Anschließend kam es zur Essensausgabe. Hier hat sich Corona-bedingt so einiges geändert. Heike Erpel: „Unser Raum in der Kirche ist zu klein, wir können hier nicht genug Abstand halten. Aus diesem Grund ist es zurzeit nicht möglich, ein warmes Essen auszugeben. Stattdessen verteilen wir Lunch-Pakete, die vom Krankenhaus Waldfriede für uns gepackt werden. Sie enthalten zwei Brote, eins mit Wurst und eins mit Käse. Hinzu kommt eine Boulette oder ein Würstchen. Auch einen Apfel oder eine Birne kann man im Lunch-Paket vorfinden. Wir packen gern noch ein Stück Kuchen oder ein paar Kekse mit dazu. Und natürlich bekommt jeder noch einen heißen Becher Kaffee oder Tee in die Hand gedrückt. Diese Vorgehensweise müssen wir erst einmal beibehalten. Aber sobald die Maßnahmen zur Einschränkung der Corona-Pandemie gelockert werden, möchten wir natürlich zur alten Praxis mit einem frisch gekochten Essen zurückkehren. Die erste Verbesserung: Ab Woche zwei stellen wir auf warme Lunch-Pakete um.“
Für Überraschungen bei der Essensausgabe wird aber auch zu Corona-Zeiten gesorgt sein. Heike Erpel: „So haben wir von den Vereinigten Arabischen Emiraten gerade mehrere Pakete mit süßen Datteln spendiert bekommen.“
Verschwendet wird bei der Kältehilfe nichts. Heike Erpel: „Ich werde mir bei den Lunch-Paketen einen kleinen Fundus anlegen, falls doch einmal mehr als 50 Besucher kommen sollten. Und was wir nicht verteilen können, das nehme ich abends mit auf die Straße und bringe es den Obdachlosen, die es eben nicht zu uns in die Kirche geschafft haben.“
Vier Helfer sind pro Schicht mit dabei, um alles zu regeln und zu handhaben, was zu erledigen ist. Alle arbeiten ehrenamtlich – für den guten Zweck. Warum engagiert sich eigentlich Heike Erpel für die Essensausgabe? Sie sagt: „Vor zwei Jahren wurde ich von meiner Firma milaa gefragt, ob ich nicht die Suppenküche in der Pauluskirche übernehmen könnte. Ich war schon immer sehr sozial eingestellt.
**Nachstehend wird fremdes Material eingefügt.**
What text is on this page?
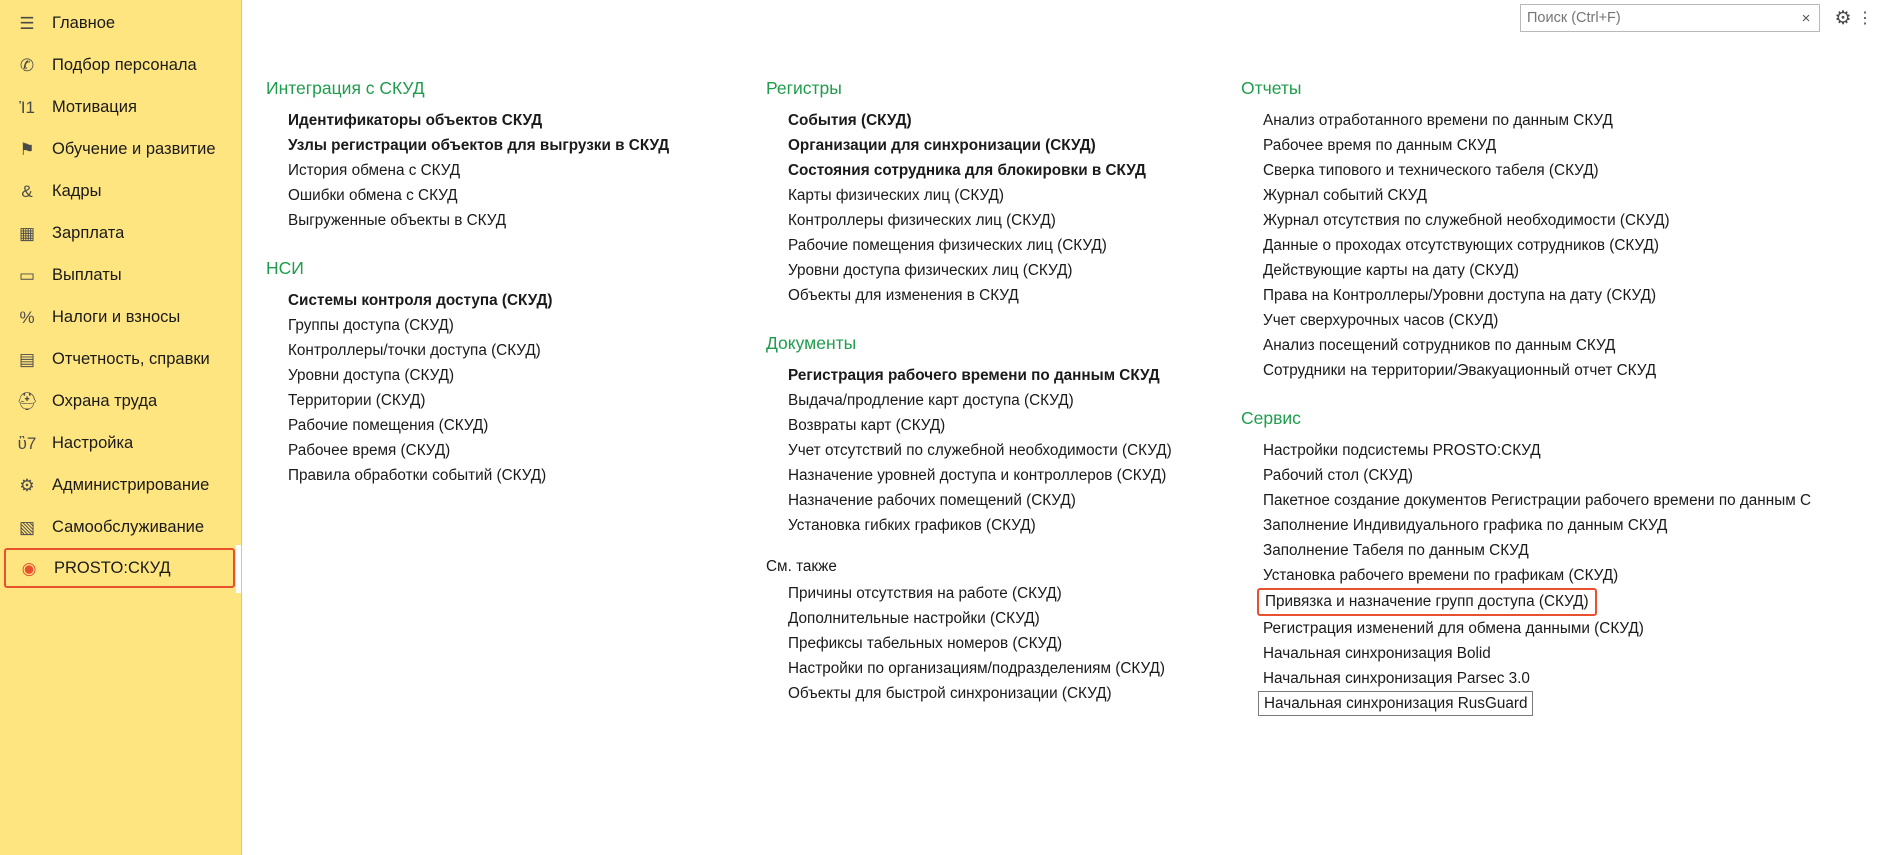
☰	Главное
✆	Подбор персонала
Ἰ1	Мотивация
⚑	Обучение и развитие
&	Кадры
▦	Зарплата
▭	Выплаты
%	Налоги и взносы
▤	Отчетность, справки
⛑ Охрана труда
ὒ7 Настройка
⚙	Администрирование
▧	Самообслуживание
◉	PROSTO:СКУД
Поиск (Ctrl+F)
×	⚙ ⋮
Интеграция с СКУД
Идентификаторы объектов СКУД
Узлы регистрации объектов для выгрузки в СКУД
История обмена с СКУД
Ошибки обмена с СКУД
Выгруженные объекты в СКУД
НСИ
Системы контроля доступа (СКУД)
Группы доступа (СКУД)
Контроллеры/точки доступа (СКУД)
Уровни доступа (СКУД)
Территории (СКУД)
Рабочие помещения (СКУД)
Рабочее время (СКУД)
Правила обработки событий (СКУД)
Регистры
События (СКУД)
Организации для синхронизации (СКУД)
Состояния сотрудника для блокировки в СКУД
Карты физических лиц (СКУД)
Контроллеры физических лиц (СКУД)
Рабочие помещения физических лиц (СКУД)
Уровни доступа физических лиц (СКУД)
Объекты для изменения в СКУД
Документы
Регистрация рабочего времени по данным СКУД
Выдача/продление карт доступа (СКУД)
Возвраты карт (СКУД)
Учет отсутствий по служебной необходимости (СКУД)
Назначение уровней доступа и контроллеров (СКУД)
Назначение рабочих помещений (СКУД)
Установка гибких графиков (СКУД)
См. также
Причины отсутствия на работе (СКУД)
Дополнительные настройки (СКУД)
Префиксы табельных номеров (СКУД)
Настройки по организациям/подразделениям (СКУД)
Объекты для быстрой синхронизации (СКУД)
Отчеты
Анализ отработанного времени по данным СКУД
Рабочее время по данным СКУД
Сверка типового и технического табеля (СКУД)
Журнал событий СКУД
Журнал отсутствия по служебной необходимости (СКУД)
Данные о проходах отсутствующих сотрудников (СКУД)
Действующие карты на дату (СКУД)
Права на Контроллеры/Уровни доступа на дату (СКУД)
Учет сверхурочных часов (СКУД)
Анализ посещений сотрудников по данным СКУД
Сотрудники на территории/Эвакуационный отчет СКУД
Сервис
Настройки подсистемы PROSTO:СКУД
Рабочий стол (СКУД)
Пакетное создание документов Регистрации рабочего времени по данным С
Заполнение Индивидуального графика по данным СКУД
Заполнение Табеля по данным СКУД
Установка рабочего времени по графикам (СКУД)
Привязка и назначение групп доступа (СКУД)
Регистрация изменений для обмена данными (СКУД)
Начальная синхронизация Bolid
Начальная синхронизация Parsec 3.0
Начальная синхронизация RusGuard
Und ich komme aus Zehlendorf, da passt das ja. Am Anfang habe ich viel mit den Flüchtlingen zusammengearbeitet. Wir haben zusammen gekocht und das Essen dann zur Pauluskirche gebracht. Die Flüchtlinge haben gelernt, deutsch zu kochen. Sie haben aber auch eigene Rezepte umgesetzt und syrische und irakische Gerichte zubereitet. Das ist eine total leckere Küche. Nur ist das zurzeit wegen Corona leider nicht möglich.“
Bedürftige, die zur Essensausgabe kommen, dürfen übrigens auch noch weitere Angebote nutzen. Am Montag hat immer die Kleiderkammer geöffnet, am Freitag der Büchertisch. Heike Erpel: „Viele Zehlendorfer denken immer, dass zu uns nur die Obdachlosen kommen. Wir haben aber mehr Bedürftige als Obdachlose. Das sind meist ältere Menschen, bei denen das Geld nicht ausreicht, um sich ausreichend mit Lebensmitteln zu versorgen. Das sind zurzeit noch mehr Männer als Frauen, aber der Anteil der Frauen steigt. Wir stellen deutlich fest, dass die Altersarmut in Zehlendorf zunimmt.“
Damit die „Aktion Warmes Essen“ (www.milaa-berlin.de) weiter reibungslos funktioniert, sind die Veranstalter auf Hilfe angewiesen. Geldspenden sind ebenso willkommen wie Lebensmittel (Kekse, abgepackter Kuchen) oder Lebenszeit (für die Lunch-Paket-Ausgabe). Heike Erpel: „Wir möchten nun gern aus der Kälteaktion eine Ganzjahresaktion machen und suchen Räume dafür, weil die Essensausgabe nicht das ganze Jahr über in der Kirche stattfinden kann. Entsprechende Räume sollten idealerweise in Zehlendorf-Mitte liegen, weil die Gemeinde den Bezug zur Aktion nicht verlieren möchte.“ (Text/Fotos: CS)
Dieser Artikel stammt aus „ZEHLENDORF.aktuell“ Ausgabe 79 (10/2020).